A dissociação entre a história contada – por meio dos diálogos e reflexões dos personagens e de uma narração onisciente, a cargo de Grace Passô – e as imagens projetadas é tamanha que Lamis e Wilson praticamente não aparecem. “É uma opção que faz parte do próprio processo de realização do filme”, pontua Pretti.
Clarissa diz acreditar em uma montagem que seja criativa, no sentido de deixar espaço para que o espectador se coloque na história. “Acho interessante quando a gente consegue, a partir do encontro do texto com a imagem e com a trilha, sugerir uma outra sensação que não está necessariamente no texto e nem na imagem. É como se fosse um estímulo para se ampliar os sentidos da compreensão”, ressalta.
Marcelo Souza e Silva é ator, integrante da Cia. Luna Lunera, e já participou de filmes como “Baixo centro” (2018), de Ewerton Belico e Samuel Marotta. Já Mary Gatthas é uma jovem refugiada sírio-libanesa que vive em Belo Horizonte, cujas experiências foram adicionadas ao filme, somando novas camadas à personagem.
Migrantes e refugiados
Pretti explica que a produção chegou à escalação de Lamis por meio de pesquisas e testes em Belo Horizonte, São Paulo e Rio de Janeiro. A dupla de diretores visitou centros de migrantes e refugiados e também locais de encontro da comunidade sírio-libanesa nas três capitais.
“Pedíamos às pessoas que encontrávamos que fizessem a leitura de um texto, porque já sabíamos que o filme seria guiado por vozes. Quando Mary chegou, foi muito forte; sentimos que ela tinha uma voz muito especial, com uma vivência intrínseca, como se já trouxesse a história de vida de alguém que teve que sair de seu país para morar em outro lugar”, diz.
“Discutimos com ela todo o roteiro, a maneira como as cartas que compõem o texto eram escritas, e como a história da personagem se relaciona com a dela própria”, salienta o diretor. Com relação à escolha do intérprete de Wilson, Pretti aponta que se deveu a uma admiração antiga. “Eu conheci Marcelo quando fiz a montagem de ‘Baixo centro’. Já me chamava a atenção a força da voz dele, o domínio que ele tem do tempo, das pausas”, conta.
Narração de Grace Passô
A presença de Grace Passô como a narradora que conduz a trama também se deu pela admiração dos cineastas por seu trabalho com a voz. “A gente entendeu que, para que a história pudesse ser contada, era preciso essa voz externa, mais sóbria, que acompanhasse ambos os personagens e se diferenciasse deles. Grace tem um trabalho com a voz muito forte tanto no teatro quanto no cinema”, aponta.

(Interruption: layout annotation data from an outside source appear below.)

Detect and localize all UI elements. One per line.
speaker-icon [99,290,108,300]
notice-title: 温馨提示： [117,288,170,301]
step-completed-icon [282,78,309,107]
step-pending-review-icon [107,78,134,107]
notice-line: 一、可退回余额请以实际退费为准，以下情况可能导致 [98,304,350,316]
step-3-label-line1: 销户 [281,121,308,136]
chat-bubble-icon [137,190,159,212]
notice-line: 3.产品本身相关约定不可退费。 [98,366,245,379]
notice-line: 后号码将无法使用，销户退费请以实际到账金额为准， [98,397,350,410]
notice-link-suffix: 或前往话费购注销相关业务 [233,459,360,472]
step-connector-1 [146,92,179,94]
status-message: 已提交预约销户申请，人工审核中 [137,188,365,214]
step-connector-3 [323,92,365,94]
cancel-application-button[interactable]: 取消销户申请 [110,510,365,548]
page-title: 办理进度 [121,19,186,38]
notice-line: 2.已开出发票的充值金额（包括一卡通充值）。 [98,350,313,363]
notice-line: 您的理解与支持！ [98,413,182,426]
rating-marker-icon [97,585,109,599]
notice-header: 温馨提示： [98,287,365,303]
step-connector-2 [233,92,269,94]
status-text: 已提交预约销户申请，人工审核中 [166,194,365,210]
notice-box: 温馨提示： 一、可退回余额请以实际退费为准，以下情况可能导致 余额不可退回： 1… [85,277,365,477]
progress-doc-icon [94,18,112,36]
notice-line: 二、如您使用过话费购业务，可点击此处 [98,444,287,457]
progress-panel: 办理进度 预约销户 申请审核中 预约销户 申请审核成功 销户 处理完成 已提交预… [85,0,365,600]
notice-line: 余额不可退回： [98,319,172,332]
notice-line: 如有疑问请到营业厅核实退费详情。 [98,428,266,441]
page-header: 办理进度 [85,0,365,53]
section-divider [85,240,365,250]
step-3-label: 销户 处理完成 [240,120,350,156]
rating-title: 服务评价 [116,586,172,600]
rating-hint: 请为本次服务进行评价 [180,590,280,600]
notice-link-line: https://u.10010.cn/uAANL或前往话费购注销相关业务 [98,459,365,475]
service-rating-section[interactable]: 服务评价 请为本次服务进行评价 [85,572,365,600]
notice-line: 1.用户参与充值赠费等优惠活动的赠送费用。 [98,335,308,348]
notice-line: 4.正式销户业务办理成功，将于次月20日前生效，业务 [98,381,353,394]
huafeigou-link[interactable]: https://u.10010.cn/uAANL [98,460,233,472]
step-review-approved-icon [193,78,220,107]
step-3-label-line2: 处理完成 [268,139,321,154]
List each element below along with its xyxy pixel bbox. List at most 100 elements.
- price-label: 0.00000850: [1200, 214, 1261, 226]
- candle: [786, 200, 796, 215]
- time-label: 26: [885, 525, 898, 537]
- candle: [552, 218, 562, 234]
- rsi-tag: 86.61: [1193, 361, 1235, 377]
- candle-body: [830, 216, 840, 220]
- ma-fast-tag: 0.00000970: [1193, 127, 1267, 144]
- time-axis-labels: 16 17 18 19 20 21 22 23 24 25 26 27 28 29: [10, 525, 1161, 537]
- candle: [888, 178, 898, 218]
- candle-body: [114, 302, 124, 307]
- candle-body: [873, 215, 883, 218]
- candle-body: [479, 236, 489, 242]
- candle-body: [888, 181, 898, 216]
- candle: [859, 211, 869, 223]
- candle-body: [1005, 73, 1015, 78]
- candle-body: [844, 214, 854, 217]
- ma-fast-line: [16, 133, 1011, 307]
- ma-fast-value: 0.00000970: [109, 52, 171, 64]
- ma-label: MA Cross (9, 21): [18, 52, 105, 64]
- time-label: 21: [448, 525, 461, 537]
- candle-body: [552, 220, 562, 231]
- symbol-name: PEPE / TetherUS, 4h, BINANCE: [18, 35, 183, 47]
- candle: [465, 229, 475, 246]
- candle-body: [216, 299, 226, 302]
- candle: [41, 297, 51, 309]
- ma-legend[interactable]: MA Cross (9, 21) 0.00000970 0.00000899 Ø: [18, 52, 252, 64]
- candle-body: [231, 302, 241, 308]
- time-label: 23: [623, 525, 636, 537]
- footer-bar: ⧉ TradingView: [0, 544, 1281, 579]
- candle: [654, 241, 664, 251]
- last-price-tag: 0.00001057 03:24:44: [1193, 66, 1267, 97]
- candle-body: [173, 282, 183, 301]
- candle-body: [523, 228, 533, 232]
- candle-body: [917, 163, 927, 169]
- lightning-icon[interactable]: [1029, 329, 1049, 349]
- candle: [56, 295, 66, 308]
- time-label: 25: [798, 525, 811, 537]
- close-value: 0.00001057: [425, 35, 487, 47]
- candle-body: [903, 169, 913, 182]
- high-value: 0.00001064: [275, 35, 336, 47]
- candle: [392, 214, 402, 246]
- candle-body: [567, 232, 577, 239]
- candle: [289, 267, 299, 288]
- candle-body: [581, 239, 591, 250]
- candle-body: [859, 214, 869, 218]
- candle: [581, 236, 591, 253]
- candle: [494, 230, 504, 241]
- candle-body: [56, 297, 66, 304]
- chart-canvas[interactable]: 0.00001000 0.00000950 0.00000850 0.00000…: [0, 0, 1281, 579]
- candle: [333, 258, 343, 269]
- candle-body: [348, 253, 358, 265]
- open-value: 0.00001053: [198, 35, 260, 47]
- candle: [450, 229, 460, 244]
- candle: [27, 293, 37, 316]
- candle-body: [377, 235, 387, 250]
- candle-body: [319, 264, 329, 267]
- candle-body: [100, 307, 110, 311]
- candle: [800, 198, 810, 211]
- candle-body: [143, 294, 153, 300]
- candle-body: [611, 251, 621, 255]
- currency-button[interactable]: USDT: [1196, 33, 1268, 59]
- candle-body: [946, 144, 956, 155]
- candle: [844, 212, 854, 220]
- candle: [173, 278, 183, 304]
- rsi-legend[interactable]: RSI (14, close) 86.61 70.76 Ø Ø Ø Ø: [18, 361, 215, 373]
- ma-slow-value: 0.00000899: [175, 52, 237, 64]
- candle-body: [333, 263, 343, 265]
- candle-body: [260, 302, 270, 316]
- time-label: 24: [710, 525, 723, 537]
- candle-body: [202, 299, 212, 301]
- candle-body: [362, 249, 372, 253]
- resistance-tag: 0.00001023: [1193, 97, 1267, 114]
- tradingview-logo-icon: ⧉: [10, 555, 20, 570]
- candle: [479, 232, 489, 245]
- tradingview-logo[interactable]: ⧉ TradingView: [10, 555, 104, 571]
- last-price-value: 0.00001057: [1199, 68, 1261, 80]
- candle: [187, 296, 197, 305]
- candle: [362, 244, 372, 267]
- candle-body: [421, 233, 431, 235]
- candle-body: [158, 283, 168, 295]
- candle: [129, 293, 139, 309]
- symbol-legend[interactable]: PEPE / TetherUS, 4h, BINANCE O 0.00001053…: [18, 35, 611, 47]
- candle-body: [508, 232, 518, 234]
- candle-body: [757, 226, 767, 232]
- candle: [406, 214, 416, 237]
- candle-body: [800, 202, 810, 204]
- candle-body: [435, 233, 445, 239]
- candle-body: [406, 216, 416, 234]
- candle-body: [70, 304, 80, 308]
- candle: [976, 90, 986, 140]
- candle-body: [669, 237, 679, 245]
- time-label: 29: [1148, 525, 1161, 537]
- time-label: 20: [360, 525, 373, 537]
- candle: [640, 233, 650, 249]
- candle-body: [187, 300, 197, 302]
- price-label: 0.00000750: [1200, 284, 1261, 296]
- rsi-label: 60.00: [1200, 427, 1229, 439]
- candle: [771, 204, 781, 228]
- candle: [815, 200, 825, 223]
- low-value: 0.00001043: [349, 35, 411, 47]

Pretti diz que a referência para esse modelo narrativo foi Marguerite Duras, escritora e diretora francesa que sempre trabalhou muito com a voz em off em seus filmes. Ele aponta que as citações literárias ou ensaísticas são um terceiro elemento do filme.
“Elas ampliam para um contexto político e social maior do que a história particular dos dois personagens, tratando, por exemplo, da expansão do capitalismo ou dos muros que dividem o mundo atual. É uma forma de falar do universo e da situação dos personagens inseridos na realidade, em uma história coletiva, que é de todos nós”, ressalta.
Recepção positiva em festivais
“Enquanto estamos aqui” fez sua estreia mundial no Festival Internacional de Cinema de Roterdã e também já foi exibido em Nova York. No Brasil, teve sessões na Mostra Internacional de Cinema de São Paulo e no Olhar de Cinema, em Curitiba. “A recepção tem sido muito legal”, diz Clarissa.
“Em Roterdã foi muito forte, porque foi a estreia; e em Nova York, no Lincoln Center, também foi muito especial, porque foi acompanhada por muitas pessoas que viveram, vivem ou conhecem pessoas que viveram situações parecidas com a que é retratada no filme”, comenta a cineasta.
“ENQUANTO ESTAMOS AQUI”
(Brasil, 2019. 77 min.) Direção: , de Clarissa Campolina e Luiz Pretti. Com Marcelo Souza e Silva, Mary Gatthas e Grace Passô (voz). Classificação: 12 anos. Em cartaz a partir desta quinta no Centro Cultural Unimed-BH Minas Tênis Clube (Sala 1, às 18h10) e no UNA Cine Belas Artes (sala 3, às 18h30).